Dallas ISD considers options to replace Dallas County Schools’ transportation services

(Photo Credit: Michael Barera/Wikimedia)

By Joe Farkus, NDG Contributing Writer

The Dallas ISD Trustee Board was briefed on its options for replacing Dallas County Schools (DCS) during its Nov. 30 board briefing. The board was told DCS’s dissolution committee will be meeting over the course of the next four months to help determine the details of the transference of transportation responsibilities to Dallas ISD for the next school year. Dallas ISD has a particular challenge on its hands due to the sheer size of the district and the 16 different cities it covers.

DCS, which currently employs 850 bus drivers and 282 other employees, is saddled with $50 million in bond debt and $90 million in other debt. In order to pay off the organization’s financial difficulties, the DCS penny-tax rate charged to county taxpayers is expected to remain in place until the debt is paid. Whether that penny-tax rate will be applied only to the bond debt as opposed to the entire debt, remains unclear.

An initial plan has already been established by the district which lays out considerably more questions than answers. The district has three potential routes it can pursue in providing transportation services for its students next school year:

  • Contracted Services: essentially a continuation of the arrangement with DCS, except with a separate contractor. While the district would benefit from little-to-no upfront costs with this option, using a contractor often leads to lower pay for employees and a lack of direct control over the service provided. The district is unlikely to pursue this route as it deems the contractor option “virtually impossible” due to the district’s size.
  • In-House Program: considered by the district to be the best option, it would allow a potentially large number of DCS employees to remain within the district under a new in-house program. This option would allow more control over the transportation services to the district; however, there are concerns over high upfront costs and a potentially complicated implementation process.
  • Contracted / In-House Hybrid: which would include a portion of the transportation services going to a contractor(s) while the majority would, presumably, remain in-house. The district has tried this model with magnet and choice schools in the past with mixed results.
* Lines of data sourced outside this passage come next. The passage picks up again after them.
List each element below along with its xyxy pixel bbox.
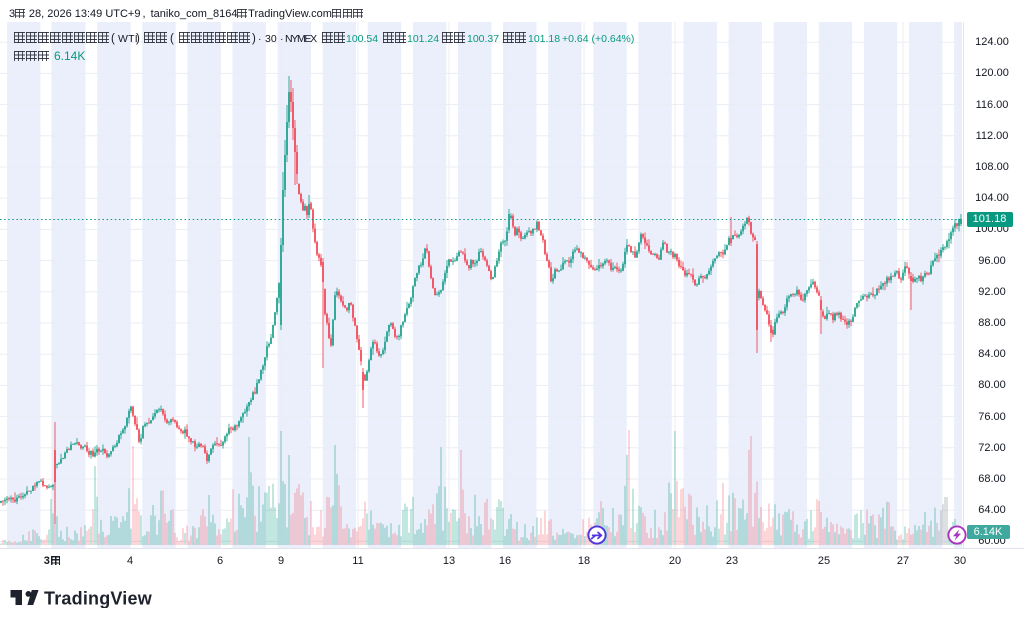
svg-text:TradingView: TradingView bbox=[44, 589, 153, 609]
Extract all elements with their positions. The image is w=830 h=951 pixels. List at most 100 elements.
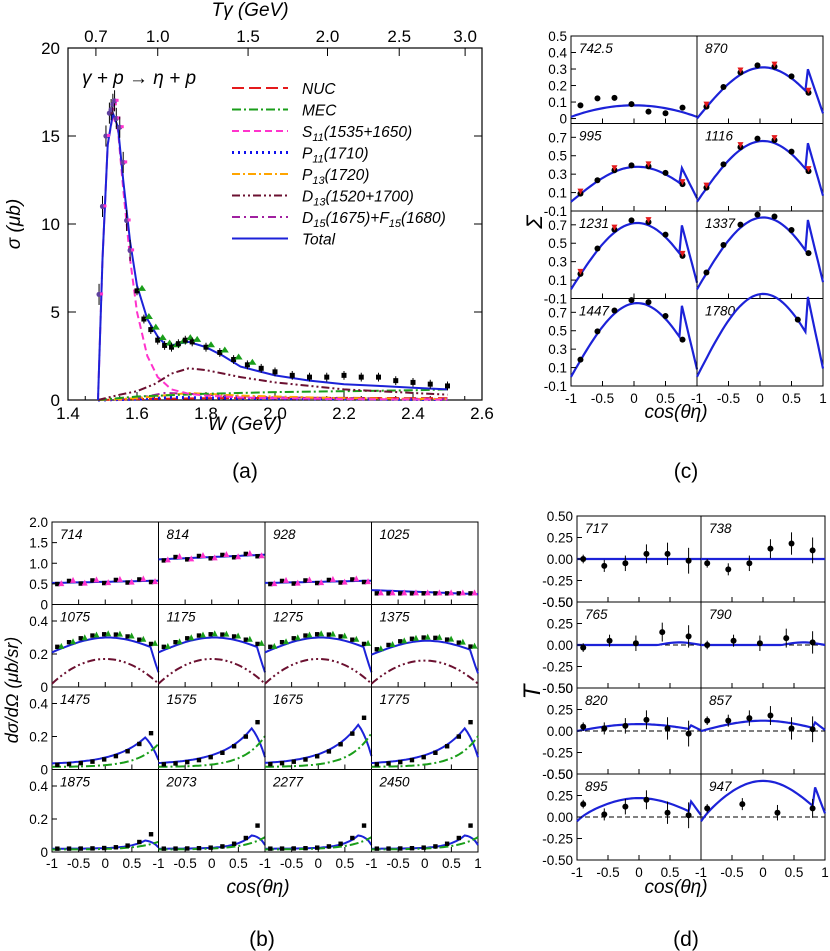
c-energy-label: 1780 (705, 304, 736, 319)
b-data-point (268, 761, 273, 767)
c-data-point (794, 316, 801, 323)
a-data-point (289, 372, 295, 378)
a-data-point-alt (124, 160, 128, 164)
b-xtick-label: -1 (259, 856, 271, 871)
b-data-point (409, 591, 415, 596)
b-data-point (255, 554, 260, 559)
c-data-point (628, 162, 635, 169)
c-subpanel-742.5: 742.5 0 0.10.2 0.30.4 0.5 (548, 29, 698, 127)
b-data-point-alt (448, 589, 455, 596)
caption-d: (d) (673, 928, 699, 951)
b-data-point-alt (199, 551, 206, 558)
a-legend-label: MEC (302, 103, 337, 120)
c-xtick-label: 0.5 (782, 391, 801, 406)
b-ytick-label: 0 (40, 680, 48, 695)
c-data-point (645, 108, 652, 115)
b-data-point-alt (128, 632, 135, 639)
a-ytick-label: 5 (51, 303, 60, 322)
b-data-point (398, 639, 403, 644)
c-data-point-alt (577, 188, 584, 195)
b-data-point (90, 633, 95, 638)
a-data-point-alt (115, 98, 119, 102)
b-data-point (456, 835, 462, 841)
b-data-point (314, 632, 320, 637)
c-ytick-label: 0.1 (548, 95, 567, 110)
b-data-point (433, 591, 438, 596)
d-data-point (643, 550, 650, 557)
b-data-point (90, 578, 95, 583)
b-data-point (161, 558, 167, 563)
b-ytick-label: 0 (40, 763, 48, 778)
b-xtick-label: -0.5 (67, 856, 90, 871)
b-data-point (137, 741, 142, 747)
b-data-point-alt (176, 638, 183, 645)
a-ytick-label: 20 (41, 39, 60, 58)
a-data-point-alt (186, 334, 195, 341)
b-data-point-alt (211, 554, 218, 561)
b-data-point-alt (58, 642, 65, 649)
b-data-point (66, 761, 72, 767)
b-data-point-alt (140, 635, 147, 642)
b-ytick-label: 0 (40, 845, 48, 860)
b-energy-label: 1375 (380, 610, 411, 625)
b-data-point-alt (235, 553, 242, 560)
b-ytick-label: 0.2 (29, 730, 48, 745)
b-data-point-alt (424, 633, 431, 640)
b-data-point-alt (306, 576, 313, 583)
a-top-tick-label: 2.5 (387, 27, 411, 46)
b-ytick-label: 1.0 (29, 556, 48, 571)
b-data-point-alt (329, 630, 336, 637)
b-subpanel-1875: 1875 0 0.2 0.4 -1 -0.5 0 0.5 (29, 769, 160, 871)
b-data-point (173, 846, 178, 851)
d-ytick-label: 0.00 (547, 552, 573, 567)
b-data-point (90, 846, 95, 851)
b-ytick-label: 0 (40, 598, 48, 613)
d-total-curve (576, 722, 702, 733)
c-xtick-label: 1 (819, 391, 827, 406)
b-subpanel-1375: 1375 (370, 604, 479, 688)
b-data-point-alt (140, 575, 147, 582)
b-data-point-alt (365, 578, 372, 585)
a-legend-label: P13(1720) (302, 167, 369, 187)
b-data-point-alt (199, 631, 206, 638)
a-top-tick-label: 2.0 (316, 27, 340, 46)
b-energy-label: 1275 (273, 610, 304, 625)
b-data-point (268, 644, 273, 650)
a-data-point (324, 374, 330, 380)
d-total-curve (576, 796, 702, 823)
b-data-point (456, 734, 462, 739)
c-data-point (754, 211, 761, 218)
c-data-point (628, 297, 635, 304)
b-data-point (303, 633, 308, 638)
b-data-point (161, 762, 167, 767)
b-data-point (350, 731, 355, 736)
d-ytick-label: -0.25 (542, 746, 573, 761)
b-data-point (386, 642, 391, 648)
d-data-point (685, 633, 692, 640)
b-data-point (374, 846, 380, 851)
c-data-point-alt (771, 61, 778, 68)
a-data-point-alt (106, 134, 110, 137)
d-xtick-label: -1 (571, 865, 583, 880)
d-ytick-label: -0.25 (542, 832, 573, 847)
b-data-point (101, 580, 107, 586)
panel-a-top-axis-label: Tγ (GeV) (211, 0, 288, 21)
b-data-point (444, 744, 450, 749)
a-data-point (169, 344, 174, 350)
a-legend-label: NUC (302, 81, 336, 98)
d-data-point (725, 566, 732, 573)
b-data-point (468, 591, 473, 596)
b-data-point-alt (246, 635, 253, 642)
a-data-point (141, 316, 147, 322)
b-data-point (113, 753, 119, 759)
a-data-point (307, 374, 312, 380)
d-data-point (767, 712, 774, 719)
b-data-point (303, 846, 308, 851)
c-ytick-label: 0.2 (548, 79, 567, 94)
c-ytick-label: 0.3 (548, 62, 567, 77)
c-data-point (594, 95, 601, 102)
b-data-point-alt (389, 589, 396, 596)
b-data-point-alt (329, 575, 336, 582)
a-xtick-label: 2.2 (332, 404, 356, 423)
The district currently spends a grand total of more than $51 million on student transportation expenses. The projected cost is expected to increase by approximately $3 million for the 2018-19 school year. Representatives from the district are looking at other districts that use in-house programs to investigate what strategies it can implement to keep costs down and still be able to maintain a quality service for its students. Cy-Fair ISD has been identified has a potential model for a new in-house program, as its ridership is currently higher than Dallas ISD yet it spends considerably less than Dallas on its services.
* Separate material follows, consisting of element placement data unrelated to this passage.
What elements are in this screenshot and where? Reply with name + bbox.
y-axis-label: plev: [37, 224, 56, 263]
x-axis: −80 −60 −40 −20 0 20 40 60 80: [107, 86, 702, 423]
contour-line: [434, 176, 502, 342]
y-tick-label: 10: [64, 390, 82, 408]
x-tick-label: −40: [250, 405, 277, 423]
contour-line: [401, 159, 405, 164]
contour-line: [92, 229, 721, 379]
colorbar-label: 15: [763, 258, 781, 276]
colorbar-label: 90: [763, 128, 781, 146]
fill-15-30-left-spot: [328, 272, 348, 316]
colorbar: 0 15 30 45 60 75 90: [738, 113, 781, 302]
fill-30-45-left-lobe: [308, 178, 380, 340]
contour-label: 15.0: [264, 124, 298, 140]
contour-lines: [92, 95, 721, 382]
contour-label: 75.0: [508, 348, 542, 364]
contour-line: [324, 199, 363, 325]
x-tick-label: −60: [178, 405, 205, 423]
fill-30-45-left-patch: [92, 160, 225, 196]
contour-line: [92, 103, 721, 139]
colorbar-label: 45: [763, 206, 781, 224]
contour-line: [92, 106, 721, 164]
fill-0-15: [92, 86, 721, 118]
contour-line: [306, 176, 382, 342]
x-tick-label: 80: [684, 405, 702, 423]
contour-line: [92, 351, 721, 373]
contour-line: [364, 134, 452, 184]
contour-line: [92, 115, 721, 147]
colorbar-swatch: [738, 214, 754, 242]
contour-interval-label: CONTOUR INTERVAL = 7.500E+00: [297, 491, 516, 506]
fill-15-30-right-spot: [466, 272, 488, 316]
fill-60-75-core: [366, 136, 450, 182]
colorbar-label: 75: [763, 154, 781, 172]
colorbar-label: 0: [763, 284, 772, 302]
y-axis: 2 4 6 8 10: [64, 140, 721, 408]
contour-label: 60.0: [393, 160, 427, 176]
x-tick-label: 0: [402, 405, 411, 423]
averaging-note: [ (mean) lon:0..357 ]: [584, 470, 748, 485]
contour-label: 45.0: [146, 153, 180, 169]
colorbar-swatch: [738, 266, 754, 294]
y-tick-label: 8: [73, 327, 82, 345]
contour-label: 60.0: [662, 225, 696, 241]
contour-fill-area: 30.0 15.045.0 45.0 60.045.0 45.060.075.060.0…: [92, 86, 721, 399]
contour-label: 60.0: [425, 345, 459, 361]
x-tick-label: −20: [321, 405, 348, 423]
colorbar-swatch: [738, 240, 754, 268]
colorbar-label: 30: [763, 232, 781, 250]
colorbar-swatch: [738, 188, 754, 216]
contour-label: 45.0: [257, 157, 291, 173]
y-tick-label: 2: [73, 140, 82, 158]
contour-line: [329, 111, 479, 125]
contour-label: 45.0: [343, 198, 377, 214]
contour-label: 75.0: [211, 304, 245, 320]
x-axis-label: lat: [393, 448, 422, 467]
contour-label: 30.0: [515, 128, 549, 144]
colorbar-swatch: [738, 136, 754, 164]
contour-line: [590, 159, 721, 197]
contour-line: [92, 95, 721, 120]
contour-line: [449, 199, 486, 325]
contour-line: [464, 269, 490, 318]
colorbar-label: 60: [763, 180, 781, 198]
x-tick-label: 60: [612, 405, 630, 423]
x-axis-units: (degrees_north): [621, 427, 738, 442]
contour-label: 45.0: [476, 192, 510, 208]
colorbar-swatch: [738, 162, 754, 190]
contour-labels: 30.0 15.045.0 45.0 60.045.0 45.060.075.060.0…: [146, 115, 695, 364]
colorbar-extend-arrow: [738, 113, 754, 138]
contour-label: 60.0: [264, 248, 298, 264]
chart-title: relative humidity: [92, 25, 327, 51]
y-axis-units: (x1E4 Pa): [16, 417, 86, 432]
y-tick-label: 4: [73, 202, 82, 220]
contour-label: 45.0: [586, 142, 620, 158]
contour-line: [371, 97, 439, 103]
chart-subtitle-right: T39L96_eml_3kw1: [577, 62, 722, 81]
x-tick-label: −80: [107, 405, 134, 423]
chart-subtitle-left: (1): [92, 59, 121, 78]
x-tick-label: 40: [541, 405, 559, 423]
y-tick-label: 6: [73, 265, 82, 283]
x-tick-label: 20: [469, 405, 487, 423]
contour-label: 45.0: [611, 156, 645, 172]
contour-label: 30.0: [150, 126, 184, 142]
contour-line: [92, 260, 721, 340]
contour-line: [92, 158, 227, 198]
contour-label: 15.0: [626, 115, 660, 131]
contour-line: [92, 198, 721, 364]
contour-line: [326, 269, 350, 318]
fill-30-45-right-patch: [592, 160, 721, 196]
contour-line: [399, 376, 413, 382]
The next step for Dallas ISD is to hire a full-time Executive Director of Transportation to lead the process, to form a Transportation Transition Task Force to hammer out the details of a transition over the course of the next six months, and to figure out a way to absorb some of DCS’s support staff while maintaining their current hourly rates and potentially retaining a form of their current benefits received. Despite the district’s best efforts, little is yet to be known regarding how it will acquire DCS’s fleet of 925 buses among other concerns. Dallas ISD must have a plan by early next year.